We develop coarse-grained force fields for poly(vinyl alcohol) and poly(acrylic acid) oligomers. In both cases, one monomer is mapped onto a coarse-grained bead. The new force fields are designed to match structural properties such as radial distribution functions of various kinds derived by atomistic simulations of these polymers. The mapping is therefore constructed in a way to take into account as much atomistic information as possible. On the technical side, our approach consists of a simplex algorithm which is used to optimize automatically nonbonded parameters as well as bonded parameters. Besides their similar conformation (only the functional side group differs), poly(acrylic acid) was chosen to be in aqueous solution in contrast to a poly(vinyl alcohol) melt. For poly(vinyl alcohol), a nonoptimized bond angle potential turns out to be sufficient in connection with a special, optimized nonbonded potential. No torsional potential has to be applied here.
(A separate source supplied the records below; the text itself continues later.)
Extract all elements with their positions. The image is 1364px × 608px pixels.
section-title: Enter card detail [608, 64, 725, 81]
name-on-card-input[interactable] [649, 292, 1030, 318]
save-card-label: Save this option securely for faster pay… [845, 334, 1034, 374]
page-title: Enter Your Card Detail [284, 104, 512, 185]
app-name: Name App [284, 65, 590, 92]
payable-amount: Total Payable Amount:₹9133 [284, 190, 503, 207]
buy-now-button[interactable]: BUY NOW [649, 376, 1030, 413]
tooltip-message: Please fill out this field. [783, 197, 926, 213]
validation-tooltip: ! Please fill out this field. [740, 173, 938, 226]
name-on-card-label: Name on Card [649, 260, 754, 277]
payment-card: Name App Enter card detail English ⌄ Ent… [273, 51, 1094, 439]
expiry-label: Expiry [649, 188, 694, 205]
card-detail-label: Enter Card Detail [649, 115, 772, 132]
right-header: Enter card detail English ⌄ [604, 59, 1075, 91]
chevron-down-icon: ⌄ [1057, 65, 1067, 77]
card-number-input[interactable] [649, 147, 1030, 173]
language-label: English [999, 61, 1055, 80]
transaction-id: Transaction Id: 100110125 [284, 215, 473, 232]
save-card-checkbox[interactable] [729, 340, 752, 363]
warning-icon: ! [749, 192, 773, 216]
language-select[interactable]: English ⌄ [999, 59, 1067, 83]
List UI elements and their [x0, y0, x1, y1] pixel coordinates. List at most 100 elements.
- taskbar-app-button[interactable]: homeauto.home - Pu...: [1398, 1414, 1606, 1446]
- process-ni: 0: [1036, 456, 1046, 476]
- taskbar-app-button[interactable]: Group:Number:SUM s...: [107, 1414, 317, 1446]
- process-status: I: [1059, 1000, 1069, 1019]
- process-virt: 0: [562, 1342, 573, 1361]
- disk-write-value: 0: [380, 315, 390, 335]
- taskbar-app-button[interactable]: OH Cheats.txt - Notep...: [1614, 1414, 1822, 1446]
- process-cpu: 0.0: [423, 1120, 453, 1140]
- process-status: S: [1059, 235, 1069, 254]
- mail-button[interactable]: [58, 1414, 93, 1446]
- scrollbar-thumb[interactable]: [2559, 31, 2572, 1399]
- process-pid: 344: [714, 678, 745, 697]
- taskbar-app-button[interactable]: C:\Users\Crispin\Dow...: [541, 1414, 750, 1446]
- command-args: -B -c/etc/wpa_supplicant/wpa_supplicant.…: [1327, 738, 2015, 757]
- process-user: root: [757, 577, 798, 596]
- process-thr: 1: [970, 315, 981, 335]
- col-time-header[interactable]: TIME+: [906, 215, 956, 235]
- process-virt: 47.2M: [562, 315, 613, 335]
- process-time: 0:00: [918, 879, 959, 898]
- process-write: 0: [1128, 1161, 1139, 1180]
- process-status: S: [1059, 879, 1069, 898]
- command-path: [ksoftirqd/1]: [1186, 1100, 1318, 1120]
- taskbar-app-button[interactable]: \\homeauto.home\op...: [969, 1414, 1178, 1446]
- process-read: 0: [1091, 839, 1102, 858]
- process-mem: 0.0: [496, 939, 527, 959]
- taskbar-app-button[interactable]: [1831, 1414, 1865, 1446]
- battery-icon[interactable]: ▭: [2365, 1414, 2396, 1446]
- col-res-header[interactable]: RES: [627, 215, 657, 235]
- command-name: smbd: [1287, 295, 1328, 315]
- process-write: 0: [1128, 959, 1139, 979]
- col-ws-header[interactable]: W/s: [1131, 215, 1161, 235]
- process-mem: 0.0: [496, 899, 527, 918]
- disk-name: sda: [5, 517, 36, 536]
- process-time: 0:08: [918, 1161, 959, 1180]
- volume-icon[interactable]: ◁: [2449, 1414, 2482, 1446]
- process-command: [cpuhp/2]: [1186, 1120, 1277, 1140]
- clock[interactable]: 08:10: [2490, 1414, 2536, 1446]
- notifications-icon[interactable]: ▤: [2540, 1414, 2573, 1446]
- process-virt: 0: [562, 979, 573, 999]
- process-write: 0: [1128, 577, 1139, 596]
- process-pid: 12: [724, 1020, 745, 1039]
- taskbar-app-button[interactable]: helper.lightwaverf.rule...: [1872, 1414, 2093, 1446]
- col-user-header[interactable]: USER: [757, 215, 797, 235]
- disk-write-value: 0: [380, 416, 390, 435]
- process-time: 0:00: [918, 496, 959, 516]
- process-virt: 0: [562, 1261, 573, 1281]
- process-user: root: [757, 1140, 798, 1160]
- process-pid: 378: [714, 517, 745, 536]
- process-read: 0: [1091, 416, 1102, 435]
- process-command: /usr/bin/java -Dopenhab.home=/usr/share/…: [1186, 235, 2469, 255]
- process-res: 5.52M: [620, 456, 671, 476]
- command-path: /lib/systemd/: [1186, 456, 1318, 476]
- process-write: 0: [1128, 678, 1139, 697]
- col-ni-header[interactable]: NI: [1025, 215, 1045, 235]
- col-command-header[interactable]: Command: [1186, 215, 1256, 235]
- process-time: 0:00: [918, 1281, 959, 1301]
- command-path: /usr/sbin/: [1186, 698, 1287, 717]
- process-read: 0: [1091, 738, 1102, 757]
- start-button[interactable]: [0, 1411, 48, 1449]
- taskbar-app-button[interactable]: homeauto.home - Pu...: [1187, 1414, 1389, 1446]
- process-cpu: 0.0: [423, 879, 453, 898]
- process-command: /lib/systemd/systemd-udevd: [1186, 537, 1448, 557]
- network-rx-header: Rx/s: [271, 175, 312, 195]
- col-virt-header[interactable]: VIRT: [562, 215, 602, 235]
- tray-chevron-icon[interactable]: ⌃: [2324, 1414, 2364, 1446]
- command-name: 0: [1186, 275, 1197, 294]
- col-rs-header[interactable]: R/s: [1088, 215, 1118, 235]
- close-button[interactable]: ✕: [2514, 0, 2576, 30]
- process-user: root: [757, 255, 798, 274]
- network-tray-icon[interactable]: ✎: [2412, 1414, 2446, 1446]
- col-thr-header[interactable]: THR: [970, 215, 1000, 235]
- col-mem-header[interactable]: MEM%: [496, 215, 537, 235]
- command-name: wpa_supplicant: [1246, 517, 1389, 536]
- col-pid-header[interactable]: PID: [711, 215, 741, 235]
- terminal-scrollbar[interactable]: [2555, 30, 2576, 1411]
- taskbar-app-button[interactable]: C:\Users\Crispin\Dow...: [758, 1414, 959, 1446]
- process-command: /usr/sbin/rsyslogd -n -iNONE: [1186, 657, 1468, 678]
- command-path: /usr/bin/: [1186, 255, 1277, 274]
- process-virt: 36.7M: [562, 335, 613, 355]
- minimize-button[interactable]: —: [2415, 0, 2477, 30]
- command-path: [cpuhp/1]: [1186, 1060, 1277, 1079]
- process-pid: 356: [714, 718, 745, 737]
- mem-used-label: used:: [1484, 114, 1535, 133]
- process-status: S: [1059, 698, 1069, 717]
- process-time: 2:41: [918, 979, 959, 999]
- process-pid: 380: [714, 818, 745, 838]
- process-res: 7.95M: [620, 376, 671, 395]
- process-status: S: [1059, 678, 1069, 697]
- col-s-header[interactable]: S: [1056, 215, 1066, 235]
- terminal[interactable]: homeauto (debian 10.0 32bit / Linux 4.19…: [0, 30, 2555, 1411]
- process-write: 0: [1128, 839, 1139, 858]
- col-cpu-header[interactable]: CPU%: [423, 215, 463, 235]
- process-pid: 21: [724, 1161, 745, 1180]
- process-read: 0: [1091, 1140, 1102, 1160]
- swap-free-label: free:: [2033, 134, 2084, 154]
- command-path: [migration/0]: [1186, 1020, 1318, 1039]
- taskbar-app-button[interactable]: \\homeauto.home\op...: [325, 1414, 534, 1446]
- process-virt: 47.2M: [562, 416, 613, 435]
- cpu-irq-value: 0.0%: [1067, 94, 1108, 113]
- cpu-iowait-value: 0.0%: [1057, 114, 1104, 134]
For poly(acrylic acid), we show that each peak of the radial distribution function is usually dominated by some specific model parameter(s). Optimization of the bond angle parameters is essential. The coarse-grained forcefield reproduces the radius of gyration (R-G) Of the atomistic model. As a first application, we use the force field to simulate longer chains and compare the hydrodynamic radius (R-H) with experimental data.